La vendita partirebbe
dalle merci più a rischio deterioramento e sarebbe gestita da uno dei
custodi giudiziari-amministratori nominati tempo addietro dal gip di
Taranto, Patrizia Todisco. Le relative risorse, però, non andrebbero
all'Ilva ma sarebbero congelate in un deposito, essendo le merci
sequestrate soggette ad eventuale confisca.
Coils e lamiere
andrebbero o ai legittimi acquirenti o, qualora questi ultimi le
rifiutassero, a nuovi compratori. Prima di dar via a quest'operazione,
la Procura attende due riscontri tecnici: effettiva deteriorabilità
delle merci e reale valore commerciale (l'Ilva ha dichiarato un
miliardo). Nel caso specifico, a ordinare la vendita sarebbe lo stesso
gip Todisco, al quale ora spetta l'ultima parola sull'istanza di
dissequestro vincolato presentata martedì scorso dall'azienda. La
Procura, infatti, ha espresso un parere negativo e chiesto al gip di
sollevare anche un'eccezione di incostituzionalità in merito alle legge
231, ma al gip resta comunque il verdetto definitivo. Intravedere la
luce in fondo al tunnel rimane un'impresa. (Repubblica)
2 commenti:
Consiglio i miei ultimi due post. Soprattutto l'ultimo, che pur nella tecnicità, credo che dica a chi vuole intendere a chiare lettere...

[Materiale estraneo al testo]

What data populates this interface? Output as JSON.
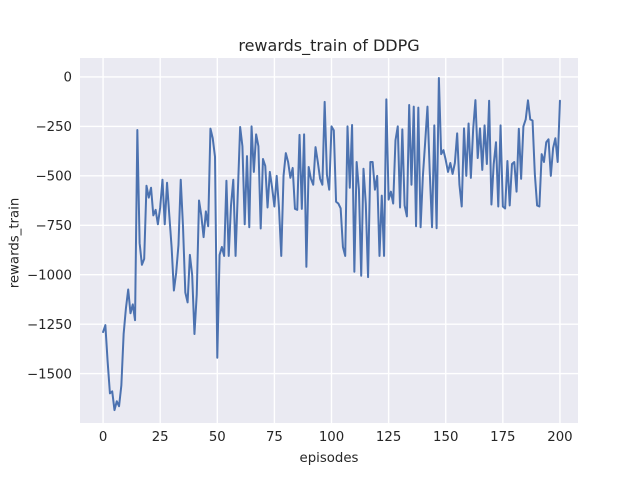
{
  "figure": {
    "background": "#ffffff"
  },
  "chart_data": {
    "type": "line",
    "title": "rewards_train of DDPG",
    "xlabel": "episodes",
    "ylabel": "rewards_train",
    "plot_bg": "#EAEAF2",
    "grid": true,
    "grid_color": "#FFFFFF",
    "tick_color": "#262626",
    "legend": "none",
    "x_ticks": [
      0,
      25,
      50,
      75,
      100,
      125,
      150,
      175,
      200
    ],
    "y_ticks": [
      0,
      -250,
      -500,
      -750,
      -1000,
      -1250,
      -1500
    ],
    "xlim": [
      -10.1,
      207.9
    ],
    "ylim": [
      -1750,
      96
    ],
    "series": [
      {
        "name": "rewards_train",
        "color": "#4C72B0",
        "x_start": 0,
        "x_step": 1,
        "values": [
          -1290,
          -1255,
          -1440,
          -1600,
          -1590,
          -1685,
          -1640,
          -1665,
          -1560,
          -1300,
          -1170,
          -1075,
          -1195,
          -1150,
          -1230,
          -268,
          -840,
          -950,
          -920,
          -550,
          -610,
          -560,
          -700,
          -672,
          -745,
          -660,
          -520,
          -745,
          -535,
          -700,
          -860,
          -1080,
          -990,
          -850,
          -520,
          -760,
          -1090,
          -1140,
          -900,
          -1000,
          -1300,
          -1100,
          -625,
          -700,
          -810,
          -680,
          -755,
          -261,
          -310,
          -404,
          -1420,
          -900,
          -860,
          -905,
          -525,
          -905,
          -650,
          -520,
          -905,
          -580,
          -253,
          -350,
          -745,
          -400,
          -760,
          -250,
          -480,
          -290,
          -350,
          -766,
          -415,
          -450,
          -660,
          -480,
          -560,
          -655,
          -500,
          -660,
          -905,
          -500,
          -385,
          -430,
          -510,
          -460,
          -667,
          -672,
          -293,
          -667,
          -290,
          -960,
          -455,
          -515,
          -545,
          -355,
          -430,
          -515,
          -545,
          -126,
          -495,
          -570,
          -250,
          -270,
          -631,
          -640,
          -664,
          -860,
          -905,
          -250,
          -560,
          -243,
          -985,
          -430,
          -570,
          -1005,
          -464,
          -640,
          -1012,
          -430,
          -430,
          -570,
          -500,
          -905,
          -600,
          -905,
          -113,
          -620,
          -580,
          -640,
          -320,
          -250,
          -660,
          -265,
          -650,
          -705,
          -142,
          -545,
          -150,
          -755,
          -155,
          -760,
          -500,
          -330,
          -150,
          -480,
          -760,
          -245,
          -765,
          -5,
          -390,
          -370,
          -420,
          -480,
          -435,
          -490,
          -435,
          -285,
          -545,
          -655,
          -260,
          -500,
          -235,
          -510,
          -265,
          -117,
          -410,
          -260,
          -470,
          -245,
          -440,
          -120,
          -645,
          -440,
          -330,
          -655,
          -245,
          -655,
          -665,
          -425,
          -650,
          -440,
          -430,
          -580,
          -262,
          -515,
          -250,
          -215,
          -118,
          -215,
          -220,
          -490,
          -650,
          -655,
          -390,
          -430,
          -330,
          -315,
          -500,
          -360,
          -310,
          -430,
          -120
        ]
      }
    ]
  }
}
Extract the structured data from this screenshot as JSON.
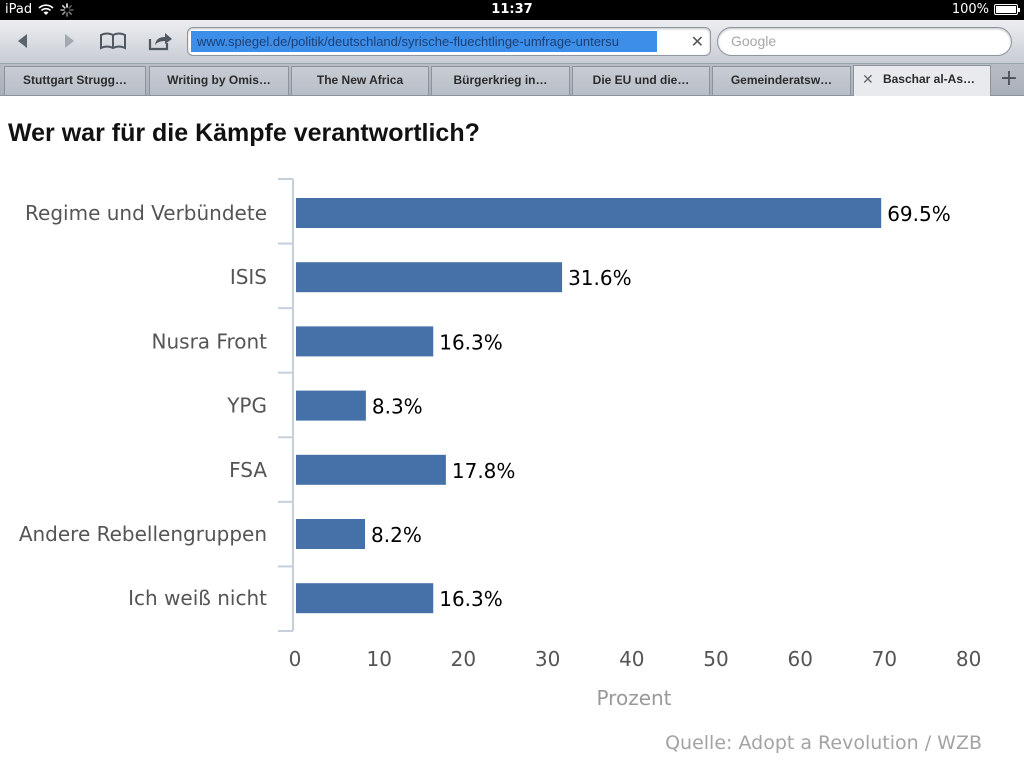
{
  "status": {
    "device": "iPad",
    "time": "11:37",
    "battery": "100%"
  },
  "browser": {
    "url": "www.spiegel.de/politik/deutschland/syrische-fluechtlinge-umfrage-untersu",
    "search_placeholder": "Google",
    "tabs": [
      {
        "label": "Stuttgart Strugg…"
      },
      {
        "label": "Writing by Omis…"
      },
      {
        "label": "The New Africa"
      },
      {
        "label": "Bürgerkrieg in…"
      },
      {
        "label": "Die EU und die…"
      },
      {
        "label": "Gemeinderatsw…"
      },
      {
        "label": "Baschar al-As…"
      }
    ]
  },
  "chart_data": {
    "type": "bar",
    "orientation": "horizontal",
    "title": "Wer war für die Kämpfe verantwortlich?",
    "categories": [
      "Regime und Verbündete",
      "ISIS",
      "Nusra Front",
      "YPG",
      "FSA",
      "Andere Rebellengruppen",
      "Ich weiß nicht"
    ],
    "values": [
      69.5,
      31.6,
      16.3,
      8.3,
      17.8,
      8.2,
      16.3
    ],
    "value_labels": [
      "69.5%",
      "31.6%",
      "16.3%",
      "8.3%",
      "17.8%",
      "8.2%",
      "16.3%"
    ],
    "xlabel": "Prozent",
    "xlim": [
      0,
      80
    ],
    "xticks": [
      0,
      10,
      20,
      30,
      40,
      50,
      60,
      70,
      80
    ],
    "bar_color": "#4671a8",
    "grid": false,
    "source": "Quelle: Adopt a Revolution / WZB"
  }
}
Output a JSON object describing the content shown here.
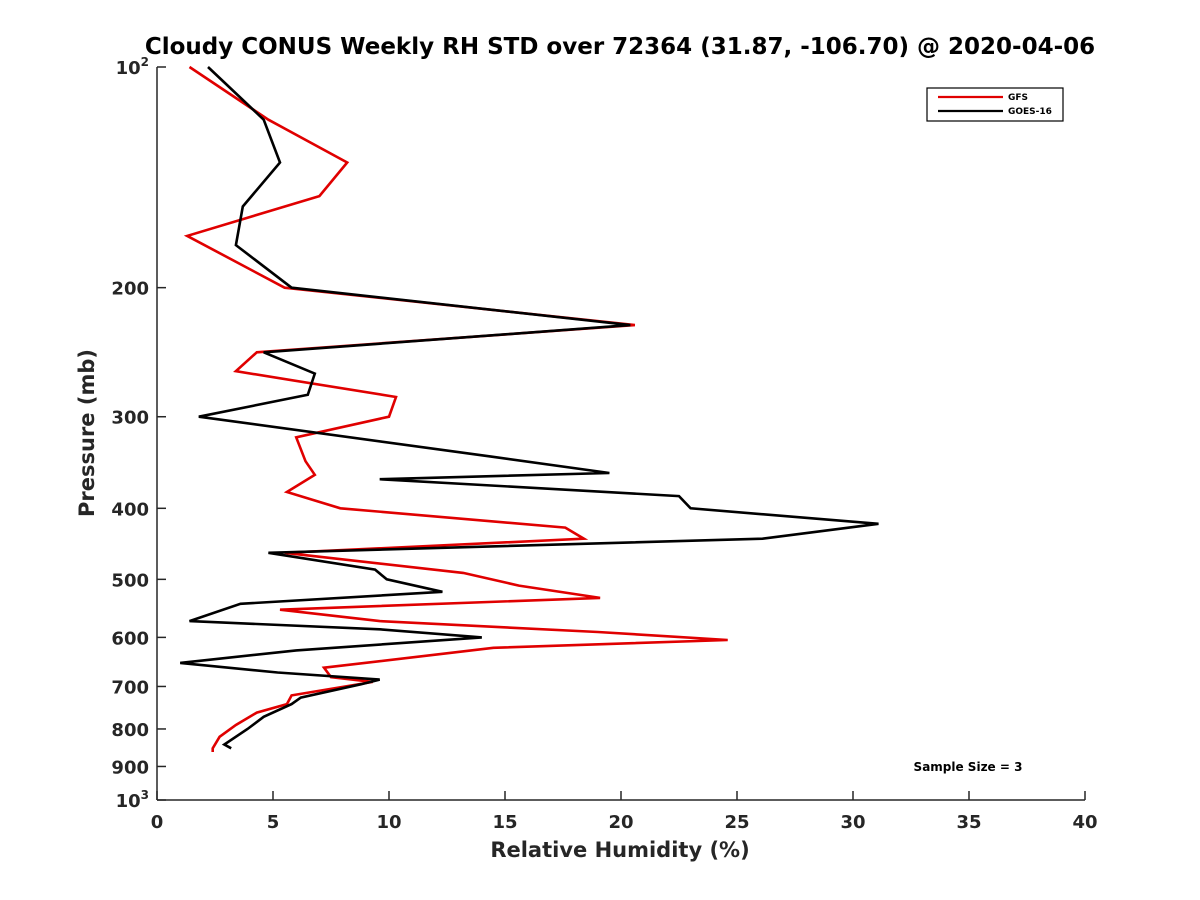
{
  "chart_data": {
    "type": "line",
    "title": "Cloudy CONUS Weekly RH STD over 72364 (31.87, -106.70) @ 2020-04-06",
    "xlabel": "Relative Humidity (%)",
    "ylabel": "Pressure (mb)",
    "xlim": [
      0,
      40
    ],
    "ylim": [
      100,
      1000
    ],
    "y_scale": "log",
    "y_reversed": true,
    "xticks": [
      "0",
      "5",
      "10",
      "15",
      "20",
      "25",
      "30",
      "35",
      "40"
    ],
    "yticks": [
      {
        "value": 100,
        "base": "10",
        "exp": "2"
      },
      {
        "value": 200,
        "base": "200",
        "exp": ""
      },
      {
        "value": 300,
        "base": "300",
        "exp": ""
      },
      {
        "value": 400,
        "base": "400",
        "exp": ""
      },
      {
        "value": 500,
        "base": "500",
        "exp": ""
      },
      {
        "value": 600,
        "base": "600",
        "exp": ""
      },
      {
        "value": 700,
        "base": "700",
        "exp": ""
      },
      {
        "value": 800,
        "base": "800",
        "exp": ""
      },
      {
        "value": 900,
        "base": "900",
        "exp": ""
      },
      {
        "value": 1000,
        "base": "10",
        "exp": "3"
      }
    ],
    "grid": false,
    "legend_position": "top-right",
    "annotation": "Sample Size = 3",
    "series": [
      {
        "name": "GFS",
        "color": "#e00000",
        "points": [
          {
            "p": 100,
            "x": 1.4
          },
          {
            "p": 118,
            "x": 4.8
          },
          {
            "p": 135,
            "x": 8.2
          },
          {
            "p": 150,
            "x": 7.0
          },
          {
            "p": 170,
            "x": 1.3
          },
          {
            "p": 200,
            "x": 5.5
          },
          {
            "p": 225,
            "x": 20.6
          },
          {
            "p": 245,
            "x": 4.3
          },
          {
            "p": 260,
            "x": 3.4
          },
          {
            "p": 282,
            "x": 10.3
          },
          {
            "p": 300,
            "x": 10.0
          },
          {
            "p": 320,
            "x": 6.0
          },
          {
            "p": 345,
            "x": 6.4
          },
          {
            "p": 360,
            "x": 6.8
          },
          {
            "p": 380,
            "x": 5.6
          },
          {
            "p": 400,
            "x": 7.9
          },
          {
            "p": 425,
            "x": 17.6
          },
          {
            "p": 440,
            "x": 18.4
          },
          {
            "p": 460,
            "x": 5.5
          },
          {
            "p": 490,
            "x": 13.2
          },
          {
            "p": 510,
            "x": 15.6
          },
          {
            "p": 530,
            "x": 19.1
          },
          {
            "p": 550,
            "x": 5.3
          },
          {
            "p": 570,
            "x": 9.6
          },
          {
            "p": 590,
            "x": 19.0
          },
          {
            "p": 605,
            "x": 24.6
          },
          {
            "p": 620,
            "x": 14.5
          },
          {
            "p": 660,
            "x": 7.2
          },
          {
            "p": 680,
            "x": 7.5
          },
          {
            "p": 690,
            "x": 9.3
          },
          {
            "p": 720,
            "x": 5.8
          },
          {
            "p": 740,
            "x": 5.6
          },
          {
            "p": 760,
            "x": 4.3
          },
          {
            "p": 790,
            "x": 3.4
          },
          {
            "p": 820,
            "x": 2.7
          },
          {
            "p": 850,
            "x": 2.4
          },
          {
            "p": 860,
            "x": 2.4
          }
        ]
      },
      {
        "name": "GOES-16",
        "color": "#000000",
        "points": [
          {
            "p": 100,
            "x": 2.2
          },
          {
            "p": 118,
            "x": 4.6
          },
          {
            "p": 135,
            "x": 5.3
          },
          {
            "p": 155,
            "x": 3.7
          },
          {
            "p": 175,
            "x": 3.4
          },
          {
            "p": 200,
            "x": 5.8
          },
          {
            "p": 225,
            "x": 20.4
          },
          {
            "p": 245,
            "x": 4.6
          },
          {
            "p": 262,
            "x": 6.8
          },
          {
            "p": 280,
            "x": 6.5
          },
          {
            "p": 300,
            "x": 1.8
          },
          {
            "p": 340,
            "x": 14.4
          },
          {
            "p": 358,
            "x": 19.5
          },
          {
            "p": 365,
            "x": 9.6
          },
          {
            "p": 385,
            "x": 22.5
          },
          {
            "p": 400,
            "x": 23.0
          },
          {
            "p": 420,
            "x": 31.1
          },
          {
            "p": 440,
            "x": 26.1
          },
          {
            "p": 460,
            "x": 4.8
          },
          {
            "p": 485,
            "x": 9.4
          },
          {
            "p": 500,
            "x": 9.9
          },
          {
            "p": 520,
            "x": 12.3
          },
          {
            "p": 540,
            "x": 3.6
          },
          {
            "p": 570,
            "x": 1.4
          },
          {
            "p": 585,
            "x": 9.6
          },
          {
            "p": 600,
            "x": 14.0
          },
          {
            "p": 625,
            "x": 6.0
          },
          {
            "p": 650,
            "x": 1.0
          },
          {
            "p": 670,
            "x": 5.2
          },
          {
            "p": 685,
            "x": 9.6
          },
          {
            "p": 695,
            "x": 8.8
          },
          {
            "p": 725,
            "x": 6.2
          },
          {
            "p": 740,
            "x": 5.8
          },
          {
            "p": 770,
            "x": 4.6
          },
          {
            "p": 800,
            "x": 3.9
          },
          {
            "p": 840,
            "x": 2.9
          },
          {
            "p": 850,
            "x": 3.2
          }
        ]
      }
    ]
  }
}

Non vi sarà dissequestro fino a sentenza della corte costituzionale, Sebastio l'ha detto chiaramente.
Svuoterebbe il giudizio, creando la possibilità di rifiutare l'istanza.
A presto.
Non abbiamo resistito a diffondere le riflessioni postate sul tuo blog! ovviamente in anteprima che rimanda al post originale!